Barselona Pavyonu’ndan sonra şehrimiz Berlin’e dönelim, Neue Nationalgalerie, 1963-1968 yılları arasında yapılmış olan yapı 5.000 metrekare sergi alanına sahip, bugüne kadar, bir restorasyon da gördü. Mimarın 2. Dünya Savaşı’ndan sonra Almanya’daki tek tasarımı, 76 yaşında tasarladığı bu yapı, hayatını kaybettikten bir yıl sonra açıldı...

National Gallery, Berlin, Mies van der Rohe.

1.260 tonluk çatının, salonu bölen kolonlar olmadan taşınması konusunda, Mies van der Rohe dostu Frei Paul Otto’dan büyük bir destek aldı ki, Frei Otto deyince benim aklıma gelen ve beni çok da etkileyen yapı 1972 Münih Olimpiyatları için yapılan tesislerdir. Yine müze kentlerden uzaklaştık ama... Çadır şeklindeki çatı konstrüksiyonları üzerinde epey çalışmalar yapan Frei Otto’nun 1967 Montreal’deki Uluslararası Fuar’da Alman Pavyonu için tasarladığı çatı, Münih’teki Olimpiapark’a da ilham kaynağı oldu. 1968-1972 yılları arasında Günther Benisch (Behnisch&Partner), Fritz Leonhardt, Wolfhardt Andrea, Jörg Schleich ile çalışarak Münih Olimpiyatlarına ev sahipliği yapan pek çok yapının çatı tasarımını gerçekleştirdi. 74.800 metrekarelik bir alan, 58 çelik kolon ve ışık geçirgen pleksiglas levhalardan oluşan bir çatı ile kaplandı.

Olimpiapark, Münih, Frei Otto, Behnisch&Partners.

New York’a bakınca, Mies van der Rohe’nin Philip Johnson ile birlikte tasarladığı diğer bir önemli yapısı Seagram Building, hem mimarına hem de Seagram ailesine pek çok ödül kazandırmış. 38 katlı yapı, 1958’de tamamlanmış, 157 metre yüksekliğe sahip, en önemli özelliği ise, yapının geri çekilerek önünde oluşturulan meydan. 
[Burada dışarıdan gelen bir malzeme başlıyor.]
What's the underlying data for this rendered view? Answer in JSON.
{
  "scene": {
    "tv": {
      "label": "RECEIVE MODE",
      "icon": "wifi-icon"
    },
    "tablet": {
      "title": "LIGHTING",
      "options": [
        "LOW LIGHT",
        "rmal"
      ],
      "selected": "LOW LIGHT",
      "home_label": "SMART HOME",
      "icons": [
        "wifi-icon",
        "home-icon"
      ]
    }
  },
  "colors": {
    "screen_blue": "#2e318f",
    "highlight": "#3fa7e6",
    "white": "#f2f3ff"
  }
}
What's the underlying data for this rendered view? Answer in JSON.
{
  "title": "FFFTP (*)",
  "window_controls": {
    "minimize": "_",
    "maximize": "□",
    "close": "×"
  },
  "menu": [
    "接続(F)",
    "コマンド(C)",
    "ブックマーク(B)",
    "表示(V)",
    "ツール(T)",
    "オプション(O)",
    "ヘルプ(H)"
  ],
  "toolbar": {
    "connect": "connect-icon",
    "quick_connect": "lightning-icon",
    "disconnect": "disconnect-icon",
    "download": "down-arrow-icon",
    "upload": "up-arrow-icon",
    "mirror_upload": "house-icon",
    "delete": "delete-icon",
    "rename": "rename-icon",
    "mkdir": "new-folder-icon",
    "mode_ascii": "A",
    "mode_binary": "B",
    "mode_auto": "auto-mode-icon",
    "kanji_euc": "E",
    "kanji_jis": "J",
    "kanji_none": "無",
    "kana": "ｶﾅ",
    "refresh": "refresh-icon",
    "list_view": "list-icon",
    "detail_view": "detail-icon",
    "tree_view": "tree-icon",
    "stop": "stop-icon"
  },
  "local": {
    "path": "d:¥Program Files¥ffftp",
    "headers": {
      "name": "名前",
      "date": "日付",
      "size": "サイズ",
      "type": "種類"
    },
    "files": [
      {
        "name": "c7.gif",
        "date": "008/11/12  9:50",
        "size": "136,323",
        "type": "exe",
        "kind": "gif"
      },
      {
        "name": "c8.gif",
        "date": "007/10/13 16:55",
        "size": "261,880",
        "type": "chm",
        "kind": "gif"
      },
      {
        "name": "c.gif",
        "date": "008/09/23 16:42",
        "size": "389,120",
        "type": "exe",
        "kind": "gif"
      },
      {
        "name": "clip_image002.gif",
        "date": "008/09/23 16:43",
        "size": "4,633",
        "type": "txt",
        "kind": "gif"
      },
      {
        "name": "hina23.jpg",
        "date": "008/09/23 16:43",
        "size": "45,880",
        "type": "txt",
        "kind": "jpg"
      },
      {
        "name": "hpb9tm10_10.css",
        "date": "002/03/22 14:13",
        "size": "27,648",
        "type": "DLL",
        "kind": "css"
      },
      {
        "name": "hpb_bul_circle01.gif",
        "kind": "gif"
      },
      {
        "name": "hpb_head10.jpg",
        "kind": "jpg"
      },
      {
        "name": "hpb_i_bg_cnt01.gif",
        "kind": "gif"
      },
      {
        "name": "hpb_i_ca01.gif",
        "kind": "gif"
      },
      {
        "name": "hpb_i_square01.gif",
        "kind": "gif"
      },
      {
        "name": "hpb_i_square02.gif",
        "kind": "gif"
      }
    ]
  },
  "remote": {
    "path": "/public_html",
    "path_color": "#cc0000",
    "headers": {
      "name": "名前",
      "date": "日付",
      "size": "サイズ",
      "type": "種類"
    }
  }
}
Philip Johnson’dan bahsetmişken, Lincoln Center for the Performing Arts ile devam edelim. 1842’de açılan bu kompleks, yıllar içinde eklenen pek çok yapı ve pek çok mimarın çalışmasıyla başlı başına bir mimarlık müzesi adeta. 6,6 hektarlık bir alanda yer alan Lincoln Center yılda 5 milyon ziyaretçiye de ev sahipliği yapmakta. Philip Johnson’un John Burgee ile, 1964-65’teki dünya sanat fuarı için tasarladığı David. H. Koch Theather fuardan sonra da, bale ve dans sanatlarına ev sahipliği yapmakta. 

David H. Koch Theather, Lincoln Center, New York, Philip Johnson, John Burgee.

2200 kişilik bir oditoryuma sahip olan David Geffen Hall’un açılış tarih 1962, mimarı Max Abromovitz’tir.

David Geffen Hall, Lincoln Center, New York, Max Abromovitz.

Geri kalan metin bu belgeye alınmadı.